Ярина перевела взгляд вниз и на миг зажмурилась, ослеплённая разлившимся посреди черноты золотом. Яблони и вишни дурманили голову, даже на такую высоту поднимался запах черешен и груш, в него вплетался аромат цветущего шиповника, и крупная малина светила зёрнами из глубины сада. От ровных рядов, от белых стволов, от вешних стен травы́ и усыпанных светлым песком дорожек, от порядка и радости тихо и спокойно становилось на сердце. Ярина вдохнула поглубже, вместе с морозом вбирая можжевеловый запах, тепло, свет, безграничное щедрое золото – и путь, и смысл, и всё, что только могла пожелать душа.
Хотелось запомнить это, но как выразить словом золотую искрящуюся волну? Хотелось заплести всё, что она видела, – родниковые закаты, сменявшиеся тотчас алыми рассветами в гроздьях рябин, рваное небо с голубыми и сизыми переливами, песню листвы, сквозь которую сияло солнце, смородиновые сумерки, ягоды, ветер, рассыпчатую солоноватую землю, ароматы примулы и нарциссов, ноты горечавки и сладкий хмель, – в слова заговора, запечатлеть в памяти… Бессильная сделать это, Ярина опустила руки, забыв держаться, и Ночь, ругаясь, обхватил её за пояс, чтобы не рухнула с такой высоты.
– Так и вправду недолго в Калмыш свалиться, – смеясь, крикнула Ярина, пришпорила коня и, обернувшись к Ночи, спросила: – А можем ниже спуститься?
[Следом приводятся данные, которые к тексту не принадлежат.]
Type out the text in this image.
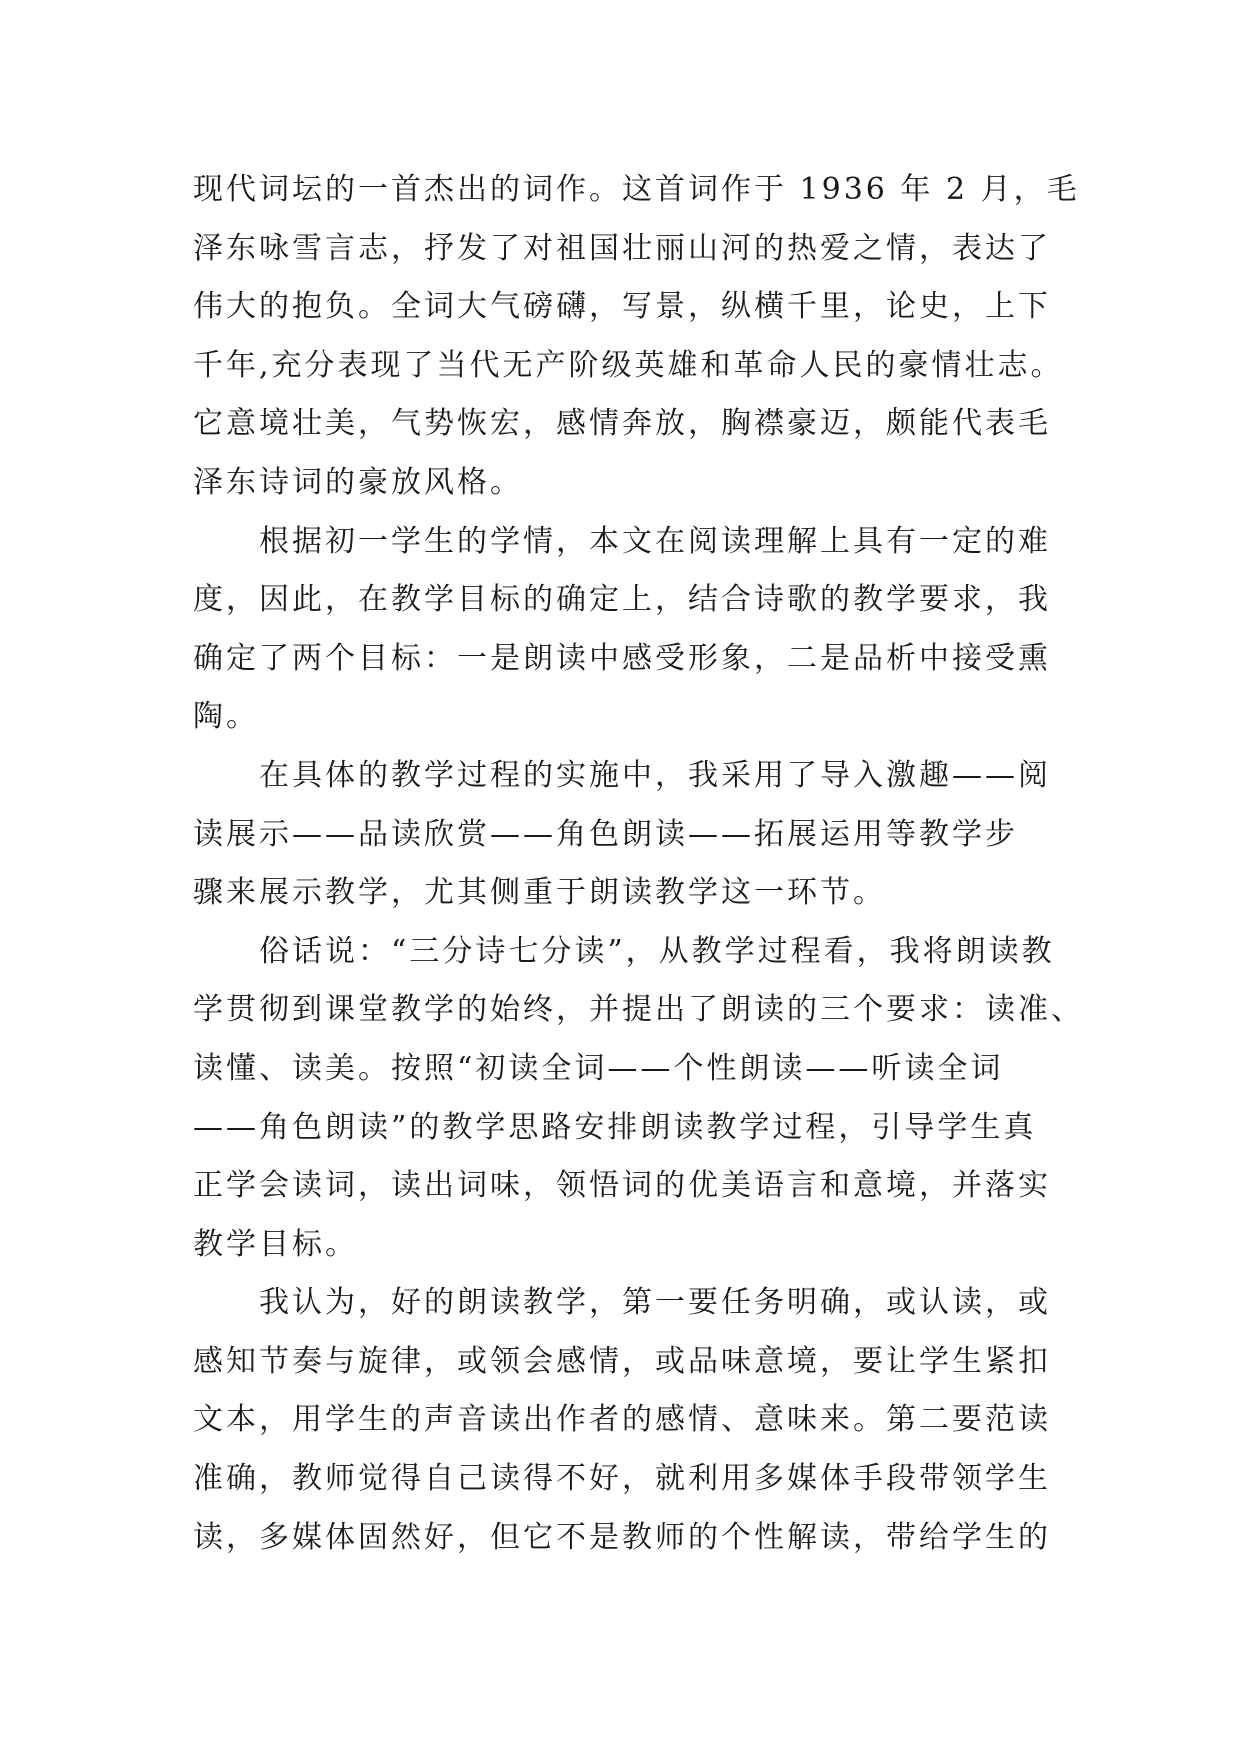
现代词坛的一首杰出的词作。这首词作于 1936 年 2 月，毛
泽东咏雪言志，抒发了对祖国壮丽山河的热爱之情，表达了
伟大的抱负。全词大气磅礴，写景，纵横千里，论史，上下
千年,充分表现了当代无产阶级英雄和革命人民的豪情壮志。
它意境壮美，气势恢宏，感情奔放，胸襟豪迈，颇能代表毛
泽东诗词的豪放风格。
根据初一学生的学情，本文在阅读理解上具有一定的难
度，因此，在教学目标的确定上，结合诗歌的教学要求，我
确定了两个目标：一是朗读中感受形象，二是品析中接受熏
陶。
在具体的教学过程的实施中，我采用了导入激趣——阅
读展示——品读欣赏——角色朗读——拓展运用等教学步
骤来展示教学，尤其侧重于朗读教学这一环节。
俗话说：“三分诗七分读”，从教学过程看，我将朗读教
学贯彻到课堂教学的始终，并提出了朗读的三个要求：读准、
读懂、读美。按照“初读全词——个性朗读——听读全词
——角色朗读”的教学思路安排朗读教学过程，引导学生真
正学会读词，读出词味，领悟词的优美语言和意境，并落实
教学目标。
我认为，好的朗读教学，第一要任务明确，或认读，或
感知节奏与旋律，或领会感情，或品味意境，要让学生紧扣
文本，用学生的声音读出作者的感情、意味来。第二要范读
准确，教师觉得自己读得不好，就利用多媒体手段带领学生
读，多媒体固然好，但它不是教师的个性解读，带给学生的
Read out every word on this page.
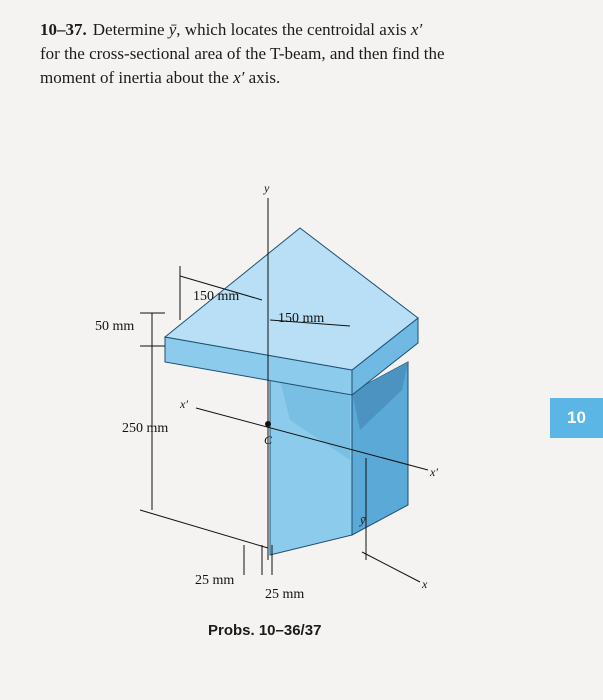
10–37. Determine ȳ, which locates the centroidal axis x′
for the cross-sectional area of the T-beam, and then find the
moment of inertia about the x′ axis.
y
x′
x′
C
x
ȳ
150 mm
150 mm
50 mm
250 mm
25 mm
25 mm
10
Probs. 10–36/37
Я хочу ближе посмотреть…
– Не боишься? – спросил Тём-атае, осаживая скакуна. – Сама, поди, помнишь, что случилось в прошлый раз, когда подошла близко к саду?
– Не надо близко. Чуть-чуть только ниже. – И Ярина выхватила у Ночи вожжи. Все мысли выдуло ударившим в лицо ветром. Чёрный конь круто пошёл вниз.
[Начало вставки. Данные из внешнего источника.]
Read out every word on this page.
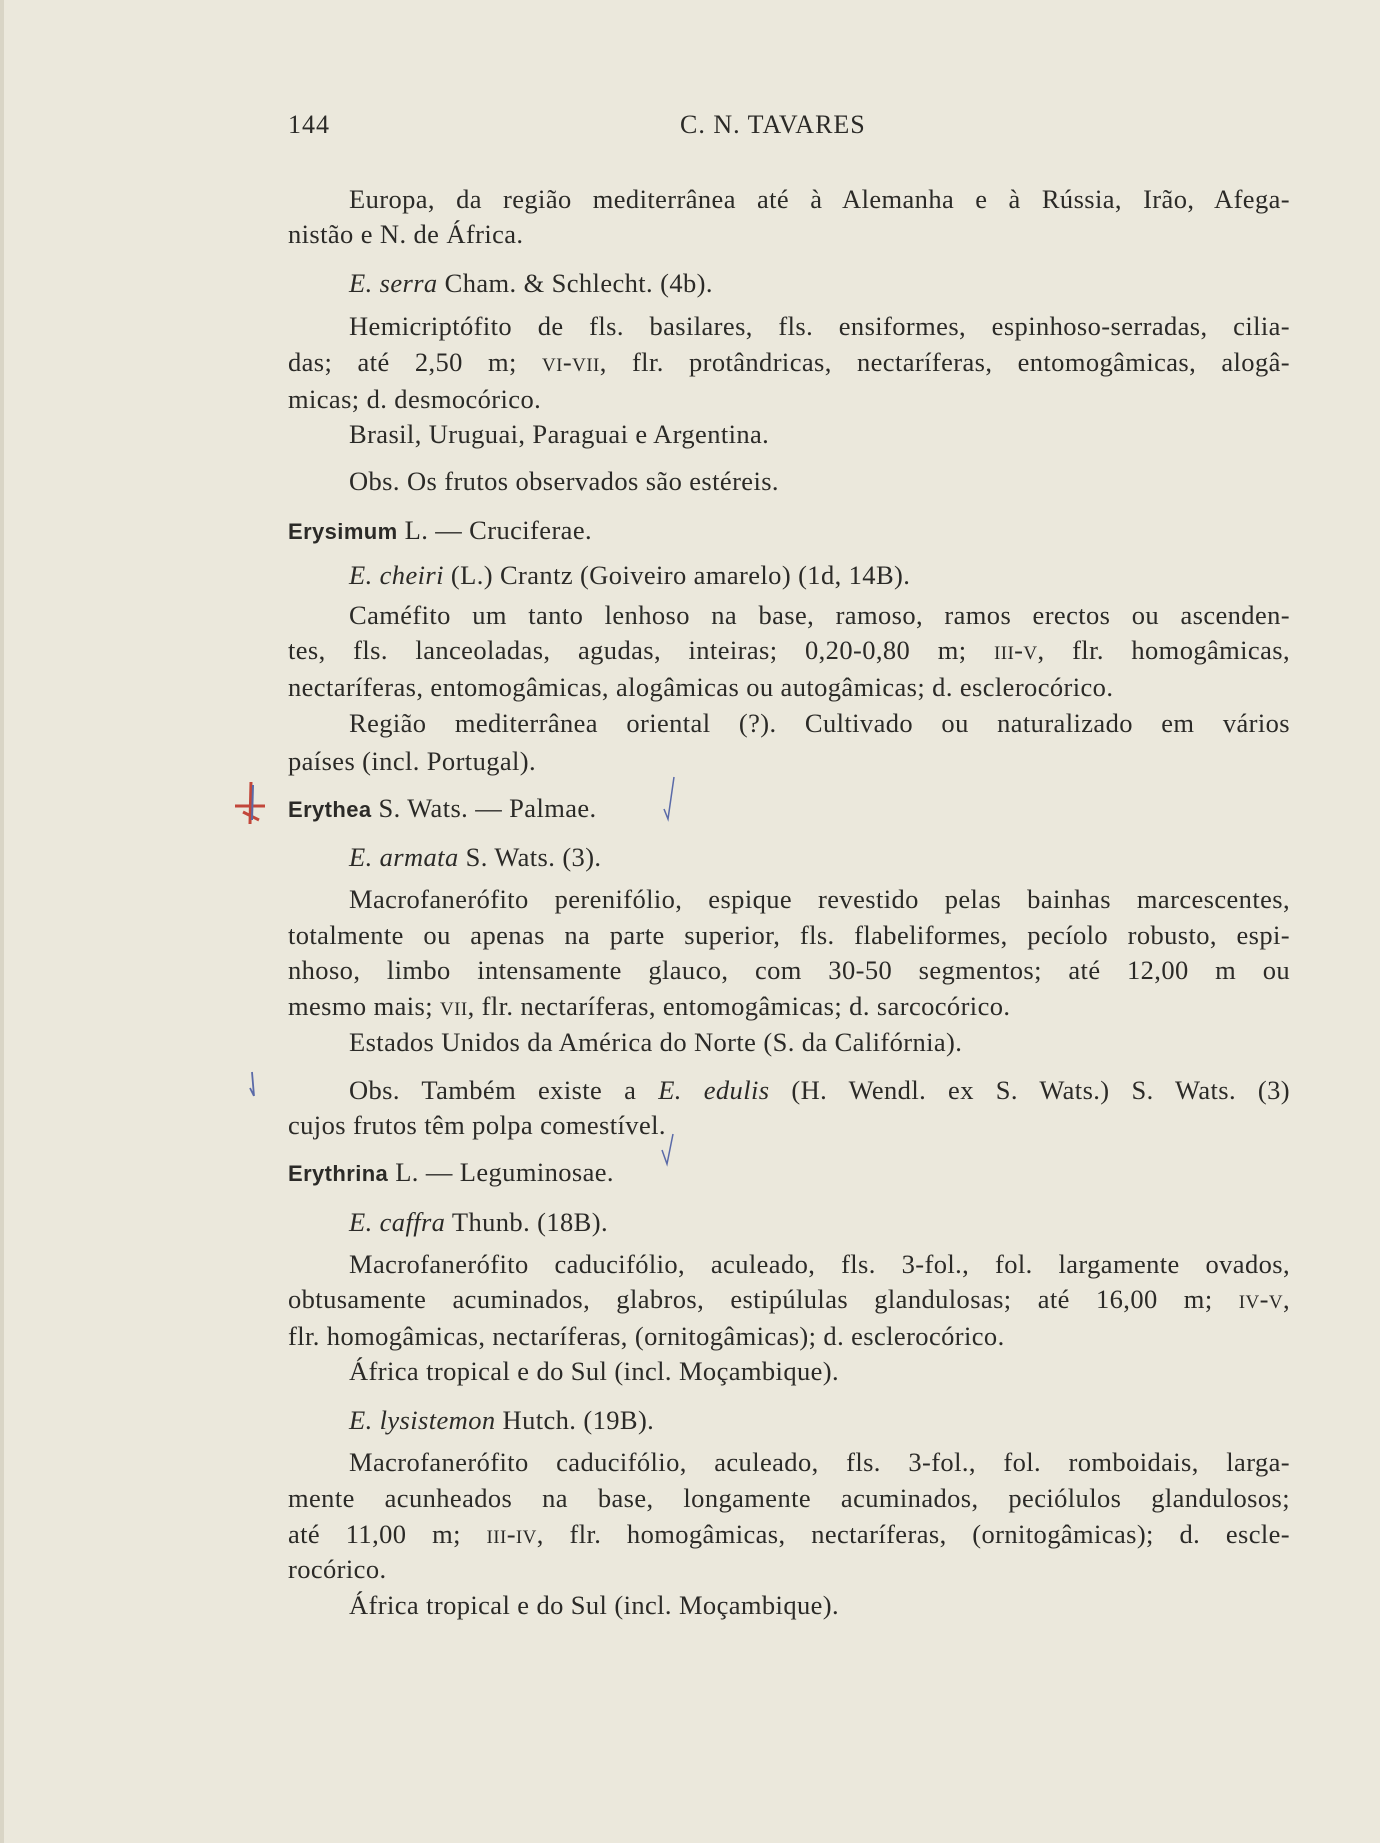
144	C. N. TAVARES
Europa, da região mediterrânea até à Alemanha e à Rússia, Irão, Afega-
nistão e N. de África.
E. serra Cham. & Schlecht. (4b).
Hemicriptófito de fls. basilares, fls. ensiformes, espinhoso-serradas, cilia-
das; até 2,50 m; vi-vii, flr. protândricas, nectaríferas, entomogâmicas, alogâ-
micas; d. desmocórico.
Brasil, Uruguai, Paraguai e Argentina.
Obs. Os frutos observados são estéreis.
Erysimum L. — Cruciferae.
E. cheiri (L.) Crantz (Goiveiro amarelo) (1d, 14B).
Caméfito um tanto lenhoso na base, ramoso, ramos erectos ou ascenden-
tes, fls. lanceoladas, agudas, inteiras; 0,20-0,80 m; iii-v, flr. homogâmicas,
nectaríferas, entomogâmicas, alogâmicas ou autogâmicas; d. esclerocórico.
Região mediterrânea oriental (?). Cultivado ou naturalizado em vários
países (incl. Portugal).
Erythea S. Wats. — Palmae.
E. armata S. Wats. (3).
Macrofanerófito perenifólio, espique revestido pelas bainhas marcescentes,
totalmente ou apenas na parte superior, fls. flabeliformes, pecíolo robusto, espi-
nhoso, limbo intensamente glauco, com 30-50 segmentos; até 12,00 m ou
mesmo mais; vii, flr. nectaríferas, entomogâmicas; d. sarcocórico.
Estados Unidos da América do Norte (S. da Califórnia).
Obs. Também existe a E. edulis (H. Wendl. ex S. Wats.) S. Wats. (3)
cujos frutos têm polpa comestível.
Erythrina L. — Leguminosae.
E. caffra Thunb. (18B).
Macrofanerófito caducifólio, aculeado, fls. 3-fol., fol. largamente ovados,
obtusamente acuminados, glabros, estipúlulas glandulosas; até 16,00 m; iv-v,
flr. homogâmicas, nectaríferas, (ornitogâmicas); d. esclerocórico.
África tropical e do Sul (incl. Moçambique).
E. lysistemon Hutch. (19B).
Macrofanerófito caducifólio, aculeado, fls. 3-fol., fol. romboidais, larga-
mente acunheados na base, longamente acuminados, peciólulos glandulosos;
até 11,00 m; iii-iv, flr. homogâmicas, nectaríferas, (ornitogâmicas); d. escle-
rocórico.
África tropical e do Sul (incl. Moçambique).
Крик Ночи растаял в бескрайней Хтони. Конь едва не прочертил копытами по верхушкам кудрявых яблонь, взбрыкнул и начал падать ниже, ниже… Ночь перехватил вожжи, хлестнул его по бокам, резко развернул, шепча что-то. Ярина заметила только, как ветер погнал звёзды, а чёрный скакун круто взмыл в небо, копытами врезавшись в самый звёздный предел. Вьюга над заколдованным садом глянула ей в очи, всё перевернулось, мелькнуло и пропало. Всадники широкими кругами пошли вверх.
– Яга разве может так себя не беречь? – услышала она окрик Ночи. – Чтоб я с тобой ещё раз сюда полетел! Яга должна быть мудрой, терпеливой!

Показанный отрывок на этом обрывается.